Location: Arkansas Children's Nutrition CenterTitle: Early growth response protein-1 mediates lipotoxicity-associated placental inflammation: Role in maternal obesity Author
Submitted to: American Journal of Physiology - Endocrinology and Metabolism
Publication Type: Peer Reviewed Journal
Publication Acceptance Date: 4/29/2013
Publication Date: 7/1/2013
Citation: Saben, J., Zhong, Y., Gomez-Acevedo, H., Thakali, K.M., Borengasser, S.J., Andres, A., Shankar, K. 2013. Early growth response protein-1 mediates lipotoxicity-associated placental inflammation: Role in maternal obesity. American Journal of Physiology - Endocrinology and Metabolism. 305(1):E1-E14. Interpretive Summary: A low level of chronic inflammation is present in obese individuals as a result of increased adipose tissue, and this can perpetuate the development of metabolic disease. During pregnancy, increased amounts of inflammatory markers have been observed in obese women, which may contribute to changes in placenta function affecting fetal growth and metabolism. The factors contributing to increased inflammation in obese placenta are yet to be determined. We used a cell culture model of human placenta cells to test whether saturated fatty acids and/or inflammatory molecules are able to increase inflammation. Our data show that both saturated fatty acid and inflammatory molecules induce the expression of inflammatory genes in human placenta cells and that when these treatments are combined, they result in an exaggerated inflammatory response. Furthermore, when we examined placenta tissue from obese and lean subjects we found similar changes in inflammatory markers as observed in vitro. Our results indicate that increased circulating saturated fatty acids and inflammatory molecules associated with obesity may contribute to inflammation in placenta cells.

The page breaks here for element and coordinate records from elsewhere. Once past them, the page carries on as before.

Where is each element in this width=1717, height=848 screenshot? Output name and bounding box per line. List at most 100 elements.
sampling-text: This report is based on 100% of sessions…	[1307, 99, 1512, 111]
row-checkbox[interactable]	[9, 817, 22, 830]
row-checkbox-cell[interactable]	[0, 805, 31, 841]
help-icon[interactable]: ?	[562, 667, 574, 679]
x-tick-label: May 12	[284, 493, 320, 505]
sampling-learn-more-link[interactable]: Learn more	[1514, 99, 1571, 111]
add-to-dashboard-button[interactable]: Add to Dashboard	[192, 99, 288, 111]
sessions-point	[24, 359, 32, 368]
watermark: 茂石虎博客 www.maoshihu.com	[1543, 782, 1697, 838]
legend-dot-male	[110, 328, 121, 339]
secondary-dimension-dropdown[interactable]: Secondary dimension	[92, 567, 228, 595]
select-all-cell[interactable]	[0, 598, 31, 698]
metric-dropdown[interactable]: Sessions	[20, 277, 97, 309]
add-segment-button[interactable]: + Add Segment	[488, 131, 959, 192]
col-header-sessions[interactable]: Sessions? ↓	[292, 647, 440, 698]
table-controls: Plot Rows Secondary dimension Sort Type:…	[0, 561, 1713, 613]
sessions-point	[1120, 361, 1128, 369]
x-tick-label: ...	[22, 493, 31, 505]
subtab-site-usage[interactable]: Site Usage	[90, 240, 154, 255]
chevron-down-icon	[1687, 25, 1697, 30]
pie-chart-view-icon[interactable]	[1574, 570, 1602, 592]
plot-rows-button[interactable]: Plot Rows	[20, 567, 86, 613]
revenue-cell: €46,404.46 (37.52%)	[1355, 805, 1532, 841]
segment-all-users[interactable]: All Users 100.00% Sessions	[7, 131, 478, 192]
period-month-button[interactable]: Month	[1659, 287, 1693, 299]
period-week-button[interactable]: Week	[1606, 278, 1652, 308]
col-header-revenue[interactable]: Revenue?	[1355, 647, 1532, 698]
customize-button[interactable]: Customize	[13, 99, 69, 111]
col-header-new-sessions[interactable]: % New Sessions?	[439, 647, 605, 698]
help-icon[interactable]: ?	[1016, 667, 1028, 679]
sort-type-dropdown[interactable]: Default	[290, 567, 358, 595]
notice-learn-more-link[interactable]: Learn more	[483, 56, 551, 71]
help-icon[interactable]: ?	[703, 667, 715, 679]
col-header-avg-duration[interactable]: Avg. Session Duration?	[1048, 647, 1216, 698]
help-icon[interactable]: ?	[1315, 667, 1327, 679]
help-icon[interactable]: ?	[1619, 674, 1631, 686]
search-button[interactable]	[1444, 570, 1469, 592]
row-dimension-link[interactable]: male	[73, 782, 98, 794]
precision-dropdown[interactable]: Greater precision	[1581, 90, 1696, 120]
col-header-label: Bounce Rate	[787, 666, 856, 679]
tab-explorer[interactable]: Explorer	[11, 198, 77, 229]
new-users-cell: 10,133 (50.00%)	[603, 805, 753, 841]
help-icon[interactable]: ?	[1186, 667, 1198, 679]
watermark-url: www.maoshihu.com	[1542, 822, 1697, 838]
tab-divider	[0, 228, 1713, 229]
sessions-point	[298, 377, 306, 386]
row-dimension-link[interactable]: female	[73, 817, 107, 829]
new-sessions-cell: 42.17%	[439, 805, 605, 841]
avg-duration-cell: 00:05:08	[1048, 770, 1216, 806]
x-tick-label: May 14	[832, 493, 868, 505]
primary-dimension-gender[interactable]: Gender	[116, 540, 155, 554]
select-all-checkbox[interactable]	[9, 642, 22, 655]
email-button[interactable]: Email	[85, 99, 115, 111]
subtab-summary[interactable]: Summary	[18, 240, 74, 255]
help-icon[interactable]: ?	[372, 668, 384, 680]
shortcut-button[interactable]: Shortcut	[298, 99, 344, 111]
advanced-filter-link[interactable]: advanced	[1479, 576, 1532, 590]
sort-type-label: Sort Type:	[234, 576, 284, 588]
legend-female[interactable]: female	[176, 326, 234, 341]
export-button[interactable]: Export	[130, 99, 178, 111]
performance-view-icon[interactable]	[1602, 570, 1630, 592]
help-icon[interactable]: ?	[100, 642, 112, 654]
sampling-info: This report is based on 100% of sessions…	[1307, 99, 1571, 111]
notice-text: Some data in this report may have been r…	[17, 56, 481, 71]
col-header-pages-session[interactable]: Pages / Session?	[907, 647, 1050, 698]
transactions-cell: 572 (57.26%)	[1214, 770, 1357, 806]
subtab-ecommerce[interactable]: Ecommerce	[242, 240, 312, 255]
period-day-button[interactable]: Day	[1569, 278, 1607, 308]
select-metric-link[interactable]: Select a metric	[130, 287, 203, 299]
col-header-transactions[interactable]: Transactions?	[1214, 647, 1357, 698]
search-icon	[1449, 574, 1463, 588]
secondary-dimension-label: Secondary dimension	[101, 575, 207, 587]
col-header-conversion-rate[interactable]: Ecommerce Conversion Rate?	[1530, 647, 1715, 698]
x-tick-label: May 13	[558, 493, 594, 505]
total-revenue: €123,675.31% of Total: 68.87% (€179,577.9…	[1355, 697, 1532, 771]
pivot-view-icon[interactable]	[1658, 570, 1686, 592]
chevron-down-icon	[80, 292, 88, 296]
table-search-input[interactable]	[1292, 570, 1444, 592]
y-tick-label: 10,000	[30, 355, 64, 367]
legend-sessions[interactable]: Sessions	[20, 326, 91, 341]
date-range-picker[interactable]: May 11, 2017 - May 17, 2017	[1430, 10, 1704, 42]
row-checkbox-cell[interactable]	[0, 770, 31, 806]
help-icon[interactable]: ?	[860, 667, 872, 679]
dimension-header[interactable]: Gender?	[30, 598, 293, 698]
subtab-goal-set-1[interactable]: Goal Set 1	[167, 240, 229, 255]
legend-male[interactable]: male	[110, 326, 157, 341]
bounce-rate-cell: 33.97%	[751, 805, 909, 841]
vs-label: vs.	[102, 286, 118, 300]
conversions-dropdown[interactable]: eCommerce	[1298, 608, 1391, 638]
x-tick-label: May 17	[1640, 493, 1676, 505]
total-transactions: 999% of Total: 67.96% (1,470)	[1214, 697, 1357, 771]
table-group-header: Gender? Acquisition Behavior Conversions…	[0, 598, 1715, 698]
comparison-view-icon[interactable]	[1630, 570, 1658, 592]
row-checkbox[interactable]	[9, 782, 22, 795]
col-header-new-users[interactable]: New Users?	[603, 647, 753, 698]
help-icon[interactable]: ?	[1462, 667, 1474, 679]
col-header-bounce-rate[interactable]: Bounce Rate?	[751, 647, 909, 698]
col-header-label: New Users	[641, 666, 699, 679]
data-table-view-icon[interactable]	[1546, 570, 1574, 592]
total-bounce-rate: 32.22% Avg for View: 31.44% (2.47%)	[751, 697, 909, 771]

Technical Abstract: Obesity is associated with low-grade chronic inflammation, which contributes to cellular dysfunction promoting metabolic disease. Obesity during pregnancy leads to a pro-inflammatory milieu in the placenta; however, the underlying causes for obesity-induced placental inflammation remain unclear. Herein we examine the mechanisms by which saturated fatty acids and inflammatory cytokines induce inflammation in placental trophoblasts. We conducted global transcriptomic profiling in BeWo cells following palmitate and/or TNF alpha treatment, gene/protein expression analyses of MAPK pathways, and characterized downstream transcription factors directly regulating inflammatory cytokines. Microarray analysis revealed increased expression of genes regulating inflammation, stress response, and immediate-early response in cytotrophoblasts in response to palmitic acid (PA), TNF alpha, or a combination of both (PA + TNF alpha). Both gene-ontology and gene-set enrichment analysis revealed MAPK and EGR-1 signaling to be up-regulated in BeWo cells, which was confirmed via immunoblotting. Importantly, activation of JNK signaling was necessary for increased pro-inflammatory cytokine (IL-6, TNF alpha, IL-8) and EGR1 mRNA. Consistent with the requirement of JNK signaling, ChIP analysis confirmed the recruitment of c-Jun and other MAPK-responsive immediate early factors on EGR1 promoter. Moreover, recruitment of EGR-1 on cytokine promoters (IL-6, TNF alpha, IL-8) and an impaired pro-inflammatory response following knockdown of EGR1 suggested it as a central component of the mechanism facilitating inflammatory gene expression. Finally, akin to in vitro findings, term placenta from obese women also had both increased JNK and p38 signaling, and greater EGR-1 protein relative to lean women. Our results demonstrate that lipotoxic insults induce inflammation in placental cells via activation of JNK-EGR-1 signaling.